For most average Internet Service Providers and networks in North America, Europe or Australasia, today's incoming email traffic consists of approximately 90% spam and 10% normal legitimate wanted email. 
The problem for mail system administrators is how to filter out the spam while not losing legitimate email, and how to keep mail queues flowing without spam-filter processes impacting performance and slowing the mail queue.
The problem for network executives is how to do this cost-effectively.
This whitepaper sets out how to do it, using existing technology and open-source software such as SpamAssassin.
You need to look at your mail filtering as a two-stage process, with the fastest and cheapest process in front to reduce the known spam in your incoming mail flow from a torrent to a trickle. Using only the Spamhaus DNS-based Blocklists SBL, XBL and PBL (collectively known as Zen), internet networks can very safely reject at least 85% of inbound mail traffic outright at SMTP connect time and before your mail servers are burdened with having to process it.
This one set of very safe Spamhaus DNSBLs alone does the job of reducing your torrent of incoming spam to a trickle. Now we can deal with the trickle: The remaining spam that has got past the Spamhaus Zen IP blocklist check at SMTP connect time should then be filtered in a second stage using a Spamhaus blocklist designed for this exact purpose: The Spamhaus Domain Block List (DBL).
On an average production mail system, this setup can achieve a catch rate of approximately 299 out of every 300 spams (99+%) with zero false positives.
The first stage is to install the Spamhaus Zen blocklist on your incoming mail relay(s). Zen, which is a combination of Spamhaus's SBL, XBL and PBL blocklists, will identify and reject approximately 85% of a average mail relay's incoming mail traffic. Zen has a long-held reputation as having a false positive rate so low as to be unmeasurable and insignificant even on the largest mail systems. False positives with Zen are extremey rare, which is why Zen is used by almost all of the world's major email providers.
Incoming mail from servers listed on Spamhaus's SBL, XBL or PBL (collectively Zen) at this first stage should be rejected at the RCPT TO command, terminating the SMTP transaction before the message body is sent or accepted.

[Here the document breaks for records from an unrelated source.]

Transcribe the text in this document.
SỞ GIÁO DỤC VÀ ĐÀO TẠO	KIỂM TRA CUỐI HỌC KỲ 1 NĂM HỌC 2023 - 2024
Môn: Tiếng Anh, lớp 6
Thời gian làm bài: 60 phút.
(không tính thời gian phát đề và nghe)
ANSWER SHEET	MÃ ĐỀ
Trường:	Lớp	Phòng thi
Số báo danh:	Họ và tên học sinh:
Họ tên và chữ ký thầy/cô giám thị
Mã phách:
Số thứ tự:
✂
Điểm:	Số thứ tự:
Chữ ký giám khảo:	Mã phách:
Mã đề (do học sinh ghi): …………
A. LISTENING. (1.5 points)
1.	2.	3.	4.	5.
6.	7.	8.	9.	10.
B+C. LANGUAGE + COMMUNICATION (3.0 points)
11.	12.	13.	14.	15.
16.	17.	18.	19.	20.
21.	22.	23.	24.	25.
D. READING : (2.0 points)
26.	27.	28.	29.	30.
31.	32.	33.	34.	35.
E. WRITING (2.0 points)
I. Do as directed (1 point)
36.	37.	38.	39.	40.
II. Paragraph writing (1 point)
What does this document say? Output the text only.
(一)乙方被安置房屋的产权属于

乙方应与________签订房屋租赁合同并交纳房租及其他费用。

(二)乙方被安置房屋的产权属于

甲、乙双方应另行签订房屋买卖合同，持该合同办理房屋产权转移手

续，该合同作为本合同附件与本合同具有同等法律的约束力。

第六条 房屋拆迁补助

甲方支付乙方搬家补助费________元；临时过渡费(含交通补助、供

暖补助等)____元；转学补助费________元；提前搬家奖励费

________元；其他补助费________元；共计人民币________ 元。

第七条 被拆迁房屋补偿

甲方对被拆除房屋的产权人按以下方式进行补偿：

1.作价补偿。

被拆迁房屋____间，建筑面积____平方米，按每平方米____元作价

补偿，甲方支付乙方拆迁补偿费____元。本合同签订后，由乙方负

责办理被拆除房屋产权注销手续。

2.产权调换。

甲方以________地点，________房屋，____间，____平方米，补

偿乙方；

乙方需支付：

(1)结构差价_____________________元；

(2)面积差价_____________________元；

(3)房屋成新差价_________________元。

This is very cost effective - it safely handles more than three quarters of your incoming mail traffic, drastically cutting your incoming mail bandwidth and the size of your subsequent mail queue. This is also the safe way to handle message filtering, because in the event a legitimate sender is ever blocked in error they are immediately notified, by their own mail server, of the reason why their message could not be delivered as well as what to do and who to contact about it. 
Email traffic which gets past the first stage can now be put through more in-depth filters which check message bodies and specifically the domains and IPs of web sites advertised in them.
This stage is done using software  capable of rapidly scanning message bodies for Uniform Resource Identifiers (URIs also known as URLs) and testing these against a URI Blocklist such as Spamhaus's Domain Block List (see: DBL).
The vast majority of spam contains links to spammers' web sites and therefore to domains. These domains are what the Spamhaus DBL is designed to find and filter.
The Spamhaus DBL is an advanced URI blocklist which makes extensive use of Spamhaus technologies to identify domains used in spam in realtime. It is extremely effective, has a zero-false-positive reputation and can also be used for SMTP header checks.
In addition to checking URI blocklists, URIs can also be checked against the SBL using a feature called URIBL_SBL . Over 50% of spam contains links to web sites whose webserver IPs are listed on the Spamhaus SBL . Spamhaus lists the IPs of spammers' web servers and DNS servers in the SBL for this purpose.
Remaining spam, which should now be reduced to less than 0.5% of your total incoming email traffic, can now be taken care of easily by other filter components , with the result that your total spam catch rate should now average 99.6%, or 299 in every 300 spams.